Throughout his life he regarded his birth village of Hadali (now part of Pakistan’s Punjab) with inordinate affection. He felt it qualified him to be a Pakistani. When we last met on March 4, a fortnight before he died, he said: “You know that I am a Pakistani by birth and at heart.” I replied: “You are a better Pakistani than most of us.” He laughed: “I have told them I want to be buried in Hadali.”

I had gone to see him, as I tried to do whenever I was in New Delhi, in his ground-floor flat in Sujan Singh Park, near Lodhi Gardens. This time, it was to present him with a copy of my latest book The Resourceful Fakirs: Three Muslim brothers at the Sikh Court of Lahore. His attendant Bahadur told me Khushwant was resting but if I was to leave my telephone number, he would call me and let me know if Khushwant could receive me.

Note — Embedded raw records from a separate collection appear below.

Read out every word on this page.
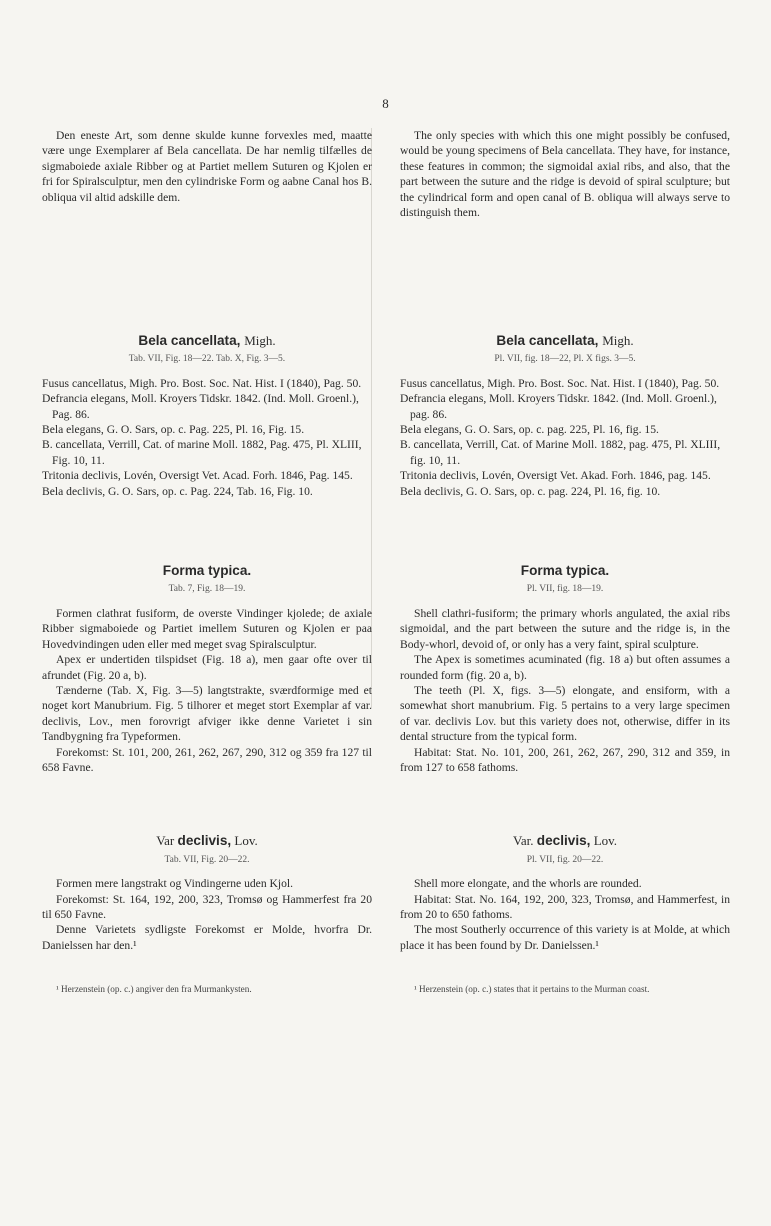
8

Den eneste Art, som denne skulde kunne forvexles med, maatte være unge Exemplarer af Bela cancellata. De har nemlig tilfælles de sigmaboiede axiale Ribber og at Partiet mellem Suturen og Kjolen er fri for Spiralsculptur, men den cylindriske Form og aabne Canal hos B. obliqua vil altid adskille dem.

Bela cancellata, Migh.
Tab. VII, Fig. 18—22. Tab. X, Fig. 3—5.

Fusus cancellatus, Migh. Pro. Bost. Soc. Nat. Hist. I (1840), Pag. 50.

Defrancia elegans, Moll. Kroyers Tidskr. 1842. (Ind. Moll. Groenl.), Pag. 86.

Bela elegans, G. O. Sars, op. c. Pag. 225, Pl. 16, Fig. 15.

B. cancellata, Verrill, Cat. of marine Moll. 1882, Pag. 475, Pl. XLIII, Fig. 10, 11.

Tritonia declivis, Lovén, Oversigt Vet. Acad. Forh. 1846, Pag. 145.

Bela declivis, G. O. Sars, op. c. Pag. 224, Tab. 16, Fig. 10.

Forma typica.
Tab. 7, Fig. 18—19.

Formen clathrat fusiform, de overste Vindinger kjolede; de axiale Ribber sigmaboiede og Partiet imellem Suturen og Kjolen er paa Hovedvindingen uden eller med meget svag Spiralsculptur.

Apex er undertiden tilspidset (Fig. 18 a), men gaar ofte over til afrundet (Fig. 20 a, b).

Tænderne (Tab. X, Fig. 3—5) langtstrakte, sværdformige med et noget kort Manubrium. Fig. 5 tilhorer et meget stort Exemplar af var. declivis, Lov., men forovrigt afviger ikke denne Varietet i sin Tandbygning fra Typeformen.

Forekomst: St. 101, 200, 261, 262, 267, 290, 312 og 359 fra 127 til 658 Favne.

Var declivis, Lov.
Tab. VII, Fig. 20—22.

Formen mere langstrakt og Vindingerne uden Kjol.

Forekomst: St. 164, 192, 200, 323, Tromsø og Hammerfest fra 20 til 650 Favne.

Denne Varietets sydligste Forekomst er Molde, hvorfra Dr. Danielssen har den.¹

¹ Herzenstein (op. c.) angiver den fra Murmankysten.

The only species with which this one might possibly be confused, would be young specimens of Bela cancellata. They have, for instance, these features in common; the sigmoidal axial ribs, and also, that the part between the suture and the ridge is devoid of spiral sculpture; but the cylindrical form and open canal of B. obliqua will always serve to distinguish them.

Bela cancellata, Migh.
Pl. VII, fig. 18—22, Pl. X figs. 3—5.

Fusus cancellatus, Migh. Pro. Bost. Soc. Nat. Hist. I (1840), Pag. 50.

Defrancia elegans, Moll. Kroyers Tidskr. 1842. (Ind. Moll. Groenl.), pag. 86.

Bela elegans, G. O. Sars, op. c. pag. 225, Pl. 16, fig. 15.

B. cancellata, Verrill, Cat. of Marine Moll. 1882, pag. 475, Pl. XLIII, fig. 10, 11.

Tritonia declivis, Lovén, Oversigt Vet. Akad. Forh. 1846, pag. 145.

Bela declivis, G. O. Sars, op. c. pag. 224, Pl. 16, fig. 10.

Forma typica.
Pl. VII, fig. 18—19.

Shell clathri-fusiform; the primary whorls angulated, the axial ribs sigmoidal, and the part between the suture and the ridge is, in the Body-whorl, devoid of, or only has a very faint, spiral sculpture.

The Apex is sometimes acuminated (fig. 18 a) but often assumes a rounded form (fig. 20 a, b).

The teeth (Pl. X, figs. 3—5) elongate, and ensiform, with a somewhat short manubrium. Fig. 5 pertains to a very large specimen of var. declivis Lov. but this variety does not, otherwise, differ in its dental structure from the typical form.

Habitat: Stat. No. 101, 200, 261, 262, 267, 290, 312 and 359, in from 127 to 658 fathoms.

Var. declivis, Lov.
Pl. VII, fig. 20—22.

Shell more elongate, and the whorls are rounded.

Habitat: Stat. No. 164, 192, 200, 323, Tromsø, and Hammerfest, in from 20 to 650 fathoms.

The most Southerly occurrence of this variety is at Molde, at which place it has been found by Dr. Danielssen.¹

¹ Herzenstein (op. c.) states that it pertains to the Murman coast.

The next day, rather than waiting for his call, I went to the flat of his daughter Mala Dayal (she lives in one opposite) and had coffee with her. Just after midday, Bahadur rang. Mala led me across the hallway into Khushwant’s flat, through the dining room into the rear verandah. Khushwant sat in a wicker chair, his legs outstretched in the sun, the rest of his body in the shade. He wore a grey track suit and had a black woollen cap on his head. I noticed some biscuit crumbs caught in his beard.

Mala reminded him who I was. He recognised me within a second. I gave him my book. “Inscribe it for me,” he said, adding after I had done so: “Now write it in Urdu.”

He demonstrated (as if I could ever forget) his mastery of Urdu and Persian by reciting a couplet of Iqbal’s. “You know that I am 99 years old.” I replied: “May my years be added to yours.” He looked up at me with the softest expression, and said: “No, but may you live as long as I have.”

I held his hand, the hand that had spent a lifetime writing books and inimitable articles, and kissed it. He brushed his cheek with mine. Both of us knew that it was a farewell. I left and stood on the gravel outside, recalling our first meeting on Aug 21, 1978.

I had gone to show him my first book — Pahari Paintings and Sikh Portraits in the Lahore Museum — which had just been published, and to discuss my second Sikh Portraits by European Artists, still in the press. Khushwant Singh gave me his study on The Fall of the Kingdom of the Punjab which covered the same period. He inscribed it “with much affection”. That affection remained undiluted and undiminished throughout the ensuing 35 years of our association.

For me as a student of Sikh history, Khushwant Singh’s academic achievements stand like some Uluru/Ayers Rock in the landscape of his life. His more popular works — his articles, short stories, novels, compendia of jokes — gained him more fame, hopefully fortune, certainly notoriety, but none yielded him the stature that I believe he deserved as a serious writer.

The opening lines of arguably his most famous novel — Train to Pakistan — reveal Khushwant’s Singh’s formidable powers of description and at another level the intensity of his feeling for rural roots. This bonding revealed itself in many ways, often unexpectedly.

On one occasion, he stunned his Pakistani audience during a Manzur Qadir Memorial lecture at Lahore in 1989 by declaring that before Mohammad Ali Jinnah became the Father of Pakistan, he was the Son of India. No one but Khushwant Singh would have shown such provocative mischievousness, and no one else would have been able to calm and then conciliate his audience with the fire-extinguishing speech that followed.

After my last meeting with Khushwant Singh, Mala called to say that he wanted to write on my book in his next column. That explains why many mourners noticed the copy I had given him lying by his bedside.

He has been cremated in New Delhi. His family has agreed that some of his ashes may be brought to Pakistan, for burial as he wished in his birth village Hadali. The son of Punjab will be returned to its soil.

The writer is an author and art historian.